There could be no other conclusion, a child is presumed by law to be incapable of giving rational consent to any lascivious act, taking into account the constitutionally enshrined State policy to promote the physical, moral, spiritual, intellectual and social well-being of the youth, as well as, in harmony with the foremost consideration of the child's best interests in all actions concerning him or her. This is equally consistent with the declared policy of the State to provide special protection to children from all forms of abuse, neglect, cruelty, exploitation and discrimination, and other conditions prejudicial to their development; provide sanctions for their commission and carry out a program for prevention and deterrence of and crisis intervention in situations of child abuse, exploitation, and discrimination. Besides, if it was the intention of the framers of the law to make child offenders liable only of Article 266-A of the RPC, which provides for a lower penalty than R.A No. 7610, the law could have expressly made such statements. (Underscoring supplied)

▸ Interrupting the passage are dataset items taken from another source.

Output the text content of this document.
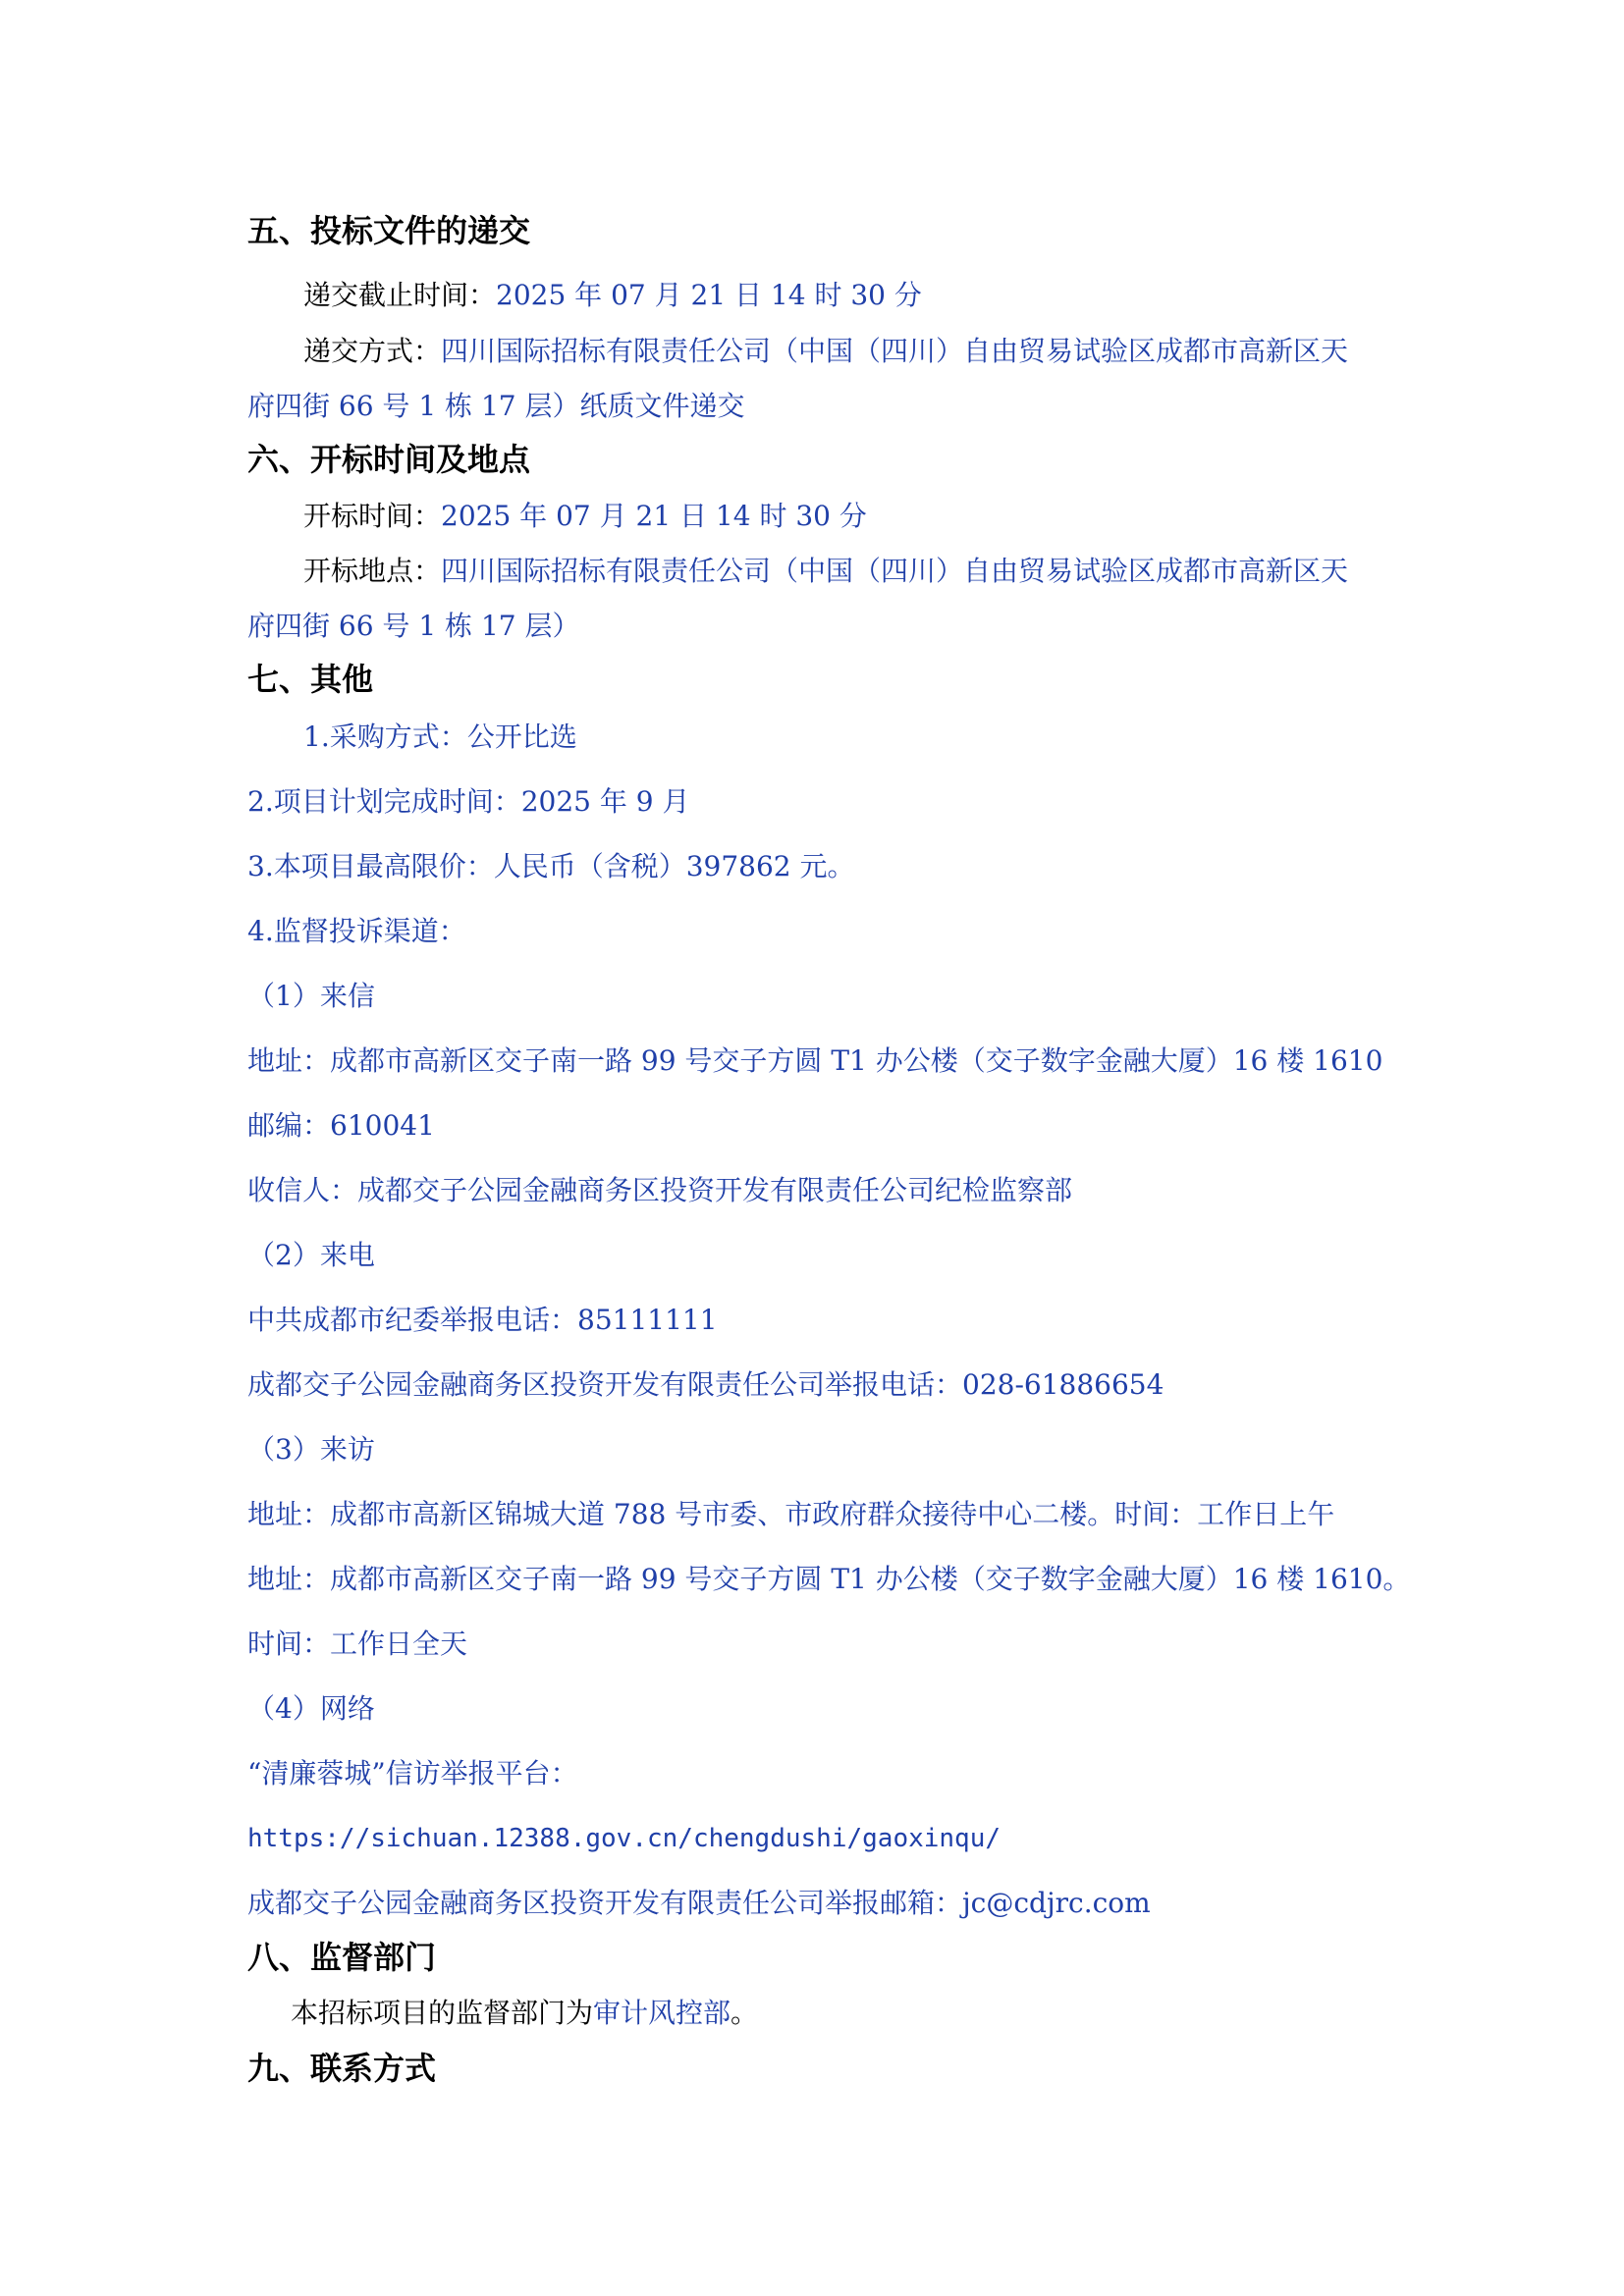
五、投标文件的递交
递交截止时间：2025 年 07 月 21 日 14 时 30 分
递交方式：四川国际招标有限责任公司（中国（四川）自由贸易试验区成都市高新区天
府四街 66 号 1 栋 17 层）纸质文件递交
六、开标时间及地点
开标时间：2025 年 07 月 21 日 14 时 30 分
开标地点：四川国际招标有限责任公司（中国（四川）自由贸易试验区成都市高新区天
府四街 66 号 1 栋 17 层）
七、其他
1.采购方式：公开比选
2.项目计划完成时间：2025 年 9 月
3.本项目最高限价：人民币（含税）397862 元。
4.监督投诉渠道：
（1）来信
地址：成都市高新区交子南一路 99 号交子方圆 T1 办公楼（交子数字金融大厦）16 楼 1610
邮编：610041
收信人：成都交子公园金融商务区投资开发有限责任公司纪检监察部
（2）来电
中共成都市纪委举报电话：85111111
成都交子公园金融商务区投资开发有限责任公司举报电话：028-61886654
（3）来访
地址：成都市高新区锦城大道 788 号市委、市政府群众接待中心二楼。时间：工作日上午
地址：成都市高新区交子南一路 99 号交子方圆 T1 办公楼（交子数字金融大厦）16 楼 1610。
时间：工作日全天
（4）网络
“清廉蓉城”信访举报平台：
https://sichuan.12388.gov.cn/chengdushi/gaoxinqu/
成都交子公园金融商务区投资开发有限责任公司举报邮箱：jc@cdjrc.com
八、监督部门
本招标项目的监督部门为审计风控部。
九、联系方式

Taking the Dimakuta ruling in line with the development of the crime of sexual assault from a mere "crime against chastity" in the form of acts of lasciviousness to a "crime against persons" akin to rape, the guiding parameter holds that "if the acts constituting sexual assault are committed against a victim under 12 years of age or is demented, the nomenclature of the offense should now be 'Sexual Assault under paragraph 2, Article 266-A of the RPC, in relation to Section 5(b) of R.A. No. 7610' and no longer Acts of Lasciviousness under Article 336 of the RPC, in relation to Section 5(b) of [R.A. No.] 7610[.]"55 This rule applies in this case, considering that the introduction of any object into the mouth of a child is covered under the definition of lascivious conduct under R.A. No. 7610.56
Now, going back to the testimony of AAA, there is a need to characterize the proper offense committed following her categorical declaration that accused-appellant's penis was not successfully inserted into her mouth. Relevant to this issue is an analogous application of rape through carnal knowledge in its attempted stage. Carnal knowledge is defined as "the act of a man in having sexual bodily connections with a woman;"57 as such, it requires the slightest penetration of the female genitalia to consummate the rape.58 In People v. Campuhan,59 the Court delineated what constitutes "touching" by the penis in rape, viz.:
[T]ouching when applied to rape cases does not simply mean mere epidermal contact, stroking or grazing of organs, a slight brush or a scrape of the penis on the external layer of the victim's vagina, or the mons pubis, as in this case. There must be sufficient and convincing proof that the penis indeed touched the labias or slid into the female organ, and not merely stroked the external surface thereof, for an accused to be convicted of consummated rape. As the labias, which are required to be "touched" by the penis, are by their natural situs or location beneath the mons pubis or the vaginal surface, to touch them with the penis is to attain some degree of penetration beneath the surface, hence, the conclusion that touching the [labia majora] or the labia minora of the pudendum constitutes consummated rape.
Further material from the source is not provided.